Conduct a comprehensive review of Maryland’s existing financial incentive programs and eliminate or reform programs that are not effective, while redefining what we consider an “incentive.” Maryland has a number of incentive programs designed to attract and retain businesses. While well-designed incentive programs can provide critical support to emerging industry clusters, too often these programs are ill-designed and serve as a poor use of taxpayer dollars. For example, a recent review of the Research and Development Tax Credit found that companies received credits of as little as $1, far too little to affect meaningful job growth in the state.

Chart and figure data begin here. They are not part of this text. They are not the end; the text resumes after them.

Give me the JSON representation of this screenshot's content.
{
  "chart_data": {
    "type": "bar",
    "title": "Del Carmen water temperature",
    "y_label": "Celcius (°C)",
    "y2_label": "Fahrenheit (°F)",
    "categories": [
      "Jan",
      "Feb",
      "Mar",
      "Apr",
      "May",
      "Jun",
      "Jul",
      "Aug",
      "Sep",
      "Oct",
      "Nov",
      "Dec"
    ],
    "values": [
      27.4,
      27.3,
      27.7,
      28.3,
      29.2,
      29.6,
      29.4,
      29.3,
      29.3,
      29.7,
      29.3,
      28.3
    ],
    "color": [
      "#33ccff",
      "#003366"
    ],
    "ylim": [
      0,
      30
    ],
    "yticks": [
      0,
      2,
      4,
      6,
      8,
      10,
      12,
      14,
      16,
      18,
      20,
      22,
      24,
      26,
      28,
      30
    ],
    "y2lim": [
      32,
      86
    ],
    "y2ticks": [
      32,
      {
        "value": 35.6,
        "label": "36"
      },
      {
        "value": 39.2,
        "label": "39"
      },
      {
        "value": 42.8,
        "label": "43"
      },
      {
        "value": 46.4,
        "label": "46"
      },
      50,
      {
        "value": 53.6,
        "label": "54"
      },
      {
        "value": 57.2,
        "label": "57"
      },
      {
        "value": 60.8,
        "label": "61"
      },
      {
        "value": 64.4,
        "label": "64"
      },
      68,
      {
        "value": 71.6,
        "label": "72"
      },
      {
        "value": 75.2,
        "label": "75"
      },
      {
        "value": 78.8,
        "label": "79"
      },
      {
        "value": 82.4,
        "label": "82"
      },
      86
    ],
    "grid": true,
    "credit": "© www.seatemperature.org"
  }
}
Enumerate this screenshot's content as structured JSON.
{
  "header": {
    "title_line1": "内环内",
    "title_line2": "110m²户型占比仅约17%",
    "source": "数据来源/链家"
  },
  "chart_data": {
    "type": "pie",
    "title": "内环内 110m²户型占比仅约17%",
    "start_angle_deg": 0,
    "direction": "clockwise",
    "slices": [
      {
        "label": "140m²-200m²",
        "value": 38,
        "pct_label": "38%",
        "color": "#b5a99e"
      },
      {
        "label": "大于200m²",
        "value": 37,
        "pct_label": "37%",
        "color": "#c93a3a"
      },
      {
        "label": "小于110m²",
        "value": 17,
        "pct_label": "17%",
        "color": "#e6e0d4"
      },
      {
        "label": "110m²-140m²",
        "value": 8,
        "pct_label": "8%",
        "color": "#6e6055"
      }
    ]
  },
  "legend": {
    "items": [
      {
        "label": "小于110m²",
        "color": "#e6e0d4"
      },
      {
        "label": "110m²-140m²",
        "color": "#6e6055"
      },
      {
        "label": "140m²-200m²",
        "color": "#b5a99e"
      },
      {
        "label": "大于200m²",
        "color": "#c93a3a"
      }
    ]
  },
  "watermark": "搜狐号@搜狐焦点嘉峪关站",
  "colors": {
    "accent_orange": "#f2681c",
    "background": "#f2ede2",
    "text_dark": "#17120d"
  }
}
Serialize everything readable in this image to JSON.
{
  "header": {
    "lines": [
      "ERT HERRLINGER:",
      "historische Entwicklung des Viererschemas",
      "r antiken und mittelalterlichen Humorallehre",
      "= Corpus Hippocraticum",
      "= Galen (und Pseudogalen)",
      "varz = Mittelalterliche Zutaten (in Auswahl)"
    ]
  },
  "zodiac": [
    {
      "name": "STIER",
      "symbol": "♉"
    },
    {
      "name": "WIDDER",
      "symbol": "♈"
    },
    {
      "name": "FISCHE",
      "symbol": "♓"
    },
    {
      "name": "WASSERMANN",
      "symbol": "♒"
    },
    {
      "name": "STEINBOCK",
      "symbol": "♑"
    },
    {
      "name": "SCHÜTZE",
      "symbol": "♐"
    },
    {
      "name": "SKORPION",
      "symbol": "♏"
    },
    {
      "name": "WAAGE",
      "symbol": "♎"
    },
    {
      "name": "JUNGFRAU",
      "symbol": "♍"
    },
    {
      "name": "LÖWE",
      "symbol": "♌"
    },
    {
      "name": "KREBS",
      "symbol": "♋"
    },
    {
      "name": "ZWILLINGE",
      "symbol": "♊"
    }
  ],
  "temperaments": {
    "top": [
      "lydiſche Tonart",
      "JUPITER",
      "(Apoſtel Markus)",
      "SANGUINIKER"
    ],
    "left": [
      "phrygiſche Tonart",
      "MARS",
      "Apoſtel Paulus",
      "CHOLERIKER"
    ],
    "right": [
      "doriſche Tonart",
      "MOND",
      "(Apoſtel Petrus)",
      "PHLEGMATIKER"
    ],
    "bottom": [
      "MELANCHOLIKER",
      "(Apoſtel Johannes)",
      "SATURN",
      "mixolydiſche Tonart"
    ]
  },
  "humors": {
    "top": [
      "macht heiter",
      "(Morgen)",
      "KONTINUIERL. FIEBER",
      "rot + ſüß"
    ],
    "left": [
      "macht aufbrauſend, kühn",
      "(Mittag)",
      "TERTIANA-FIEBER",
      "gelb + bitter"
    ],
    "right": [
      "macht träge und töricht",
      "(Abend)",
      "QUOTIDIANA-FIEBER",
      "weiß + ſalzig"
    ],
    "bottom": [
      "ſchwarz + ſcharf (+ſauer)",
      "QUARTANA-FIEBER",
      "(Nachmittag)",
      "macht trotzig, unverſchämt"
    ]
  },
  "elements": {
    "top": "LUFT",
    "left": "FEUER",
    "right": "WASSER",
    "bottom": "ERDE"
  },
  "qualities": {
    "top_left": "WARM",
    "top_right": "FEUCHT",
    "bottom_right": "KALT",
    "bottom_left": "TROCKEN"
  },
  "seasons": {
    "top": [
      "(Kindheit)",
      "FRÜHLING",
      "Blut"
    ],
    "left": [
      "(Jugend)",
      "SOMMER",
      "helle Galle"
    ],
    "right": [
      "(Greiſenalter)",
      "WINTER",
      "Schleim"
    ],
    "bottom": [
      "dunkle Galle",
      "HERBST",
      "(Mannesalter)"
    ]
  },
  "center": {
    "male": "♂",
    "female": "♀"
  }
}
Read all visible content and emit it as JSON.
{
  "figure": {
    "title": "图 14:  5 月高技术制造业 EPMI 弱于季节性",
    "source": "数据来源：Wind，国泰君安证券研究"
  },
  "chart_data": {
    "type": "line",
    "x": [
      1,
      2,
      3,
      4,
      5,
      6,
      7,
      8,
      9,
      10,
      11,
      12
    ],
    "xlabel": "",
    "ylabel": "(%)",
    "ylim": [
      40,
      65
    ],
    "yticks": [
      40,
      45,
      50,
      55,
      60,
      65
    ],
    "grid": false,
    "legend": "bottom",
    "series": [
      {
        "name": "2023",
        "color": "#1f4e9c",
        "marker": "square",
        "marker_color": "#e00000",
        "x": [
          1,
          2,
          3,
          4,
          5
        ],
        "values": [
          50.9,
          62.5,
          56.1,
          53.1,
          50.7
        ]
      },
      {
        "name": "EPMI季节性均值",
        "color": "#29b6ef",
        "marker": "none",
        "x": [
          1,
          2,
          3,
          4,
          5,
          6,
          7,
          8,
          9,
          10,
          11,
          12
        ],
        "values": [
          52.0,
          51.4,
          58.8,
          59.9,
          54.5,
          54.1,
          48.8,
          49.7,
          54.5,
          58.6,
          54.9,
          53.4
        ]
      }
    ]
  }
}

This finding prompted changes from the General Assembly to the tax credit and a King-Siri administration will continue this work by reviewing all existing incentives and identifying those that fail to provide a good return on taxpayer dollars. A King-Siri administration will eliminate or reform programs that aren’t working to ensure your dollars are used properly. Maryland has mostly small incentives, but its problem is not actually the number or size of incentives – it’s that they are not well-targeted to industries that create jobs or to industries that create high-paying jobs. Maryland’s incentives actually trend higher for low-wage businesses and lower for high-wage businesses. A King-Siri administration will look beyond what we consider traditional incentives and invest in providing customized services to firms instead of relying on cash and tax subsidies. Research indicates that job training through community colleges that is customized to meet firms’ needs may spur economic development anywhere from 5 to 10 times as much per dollar versus the average tax incentive.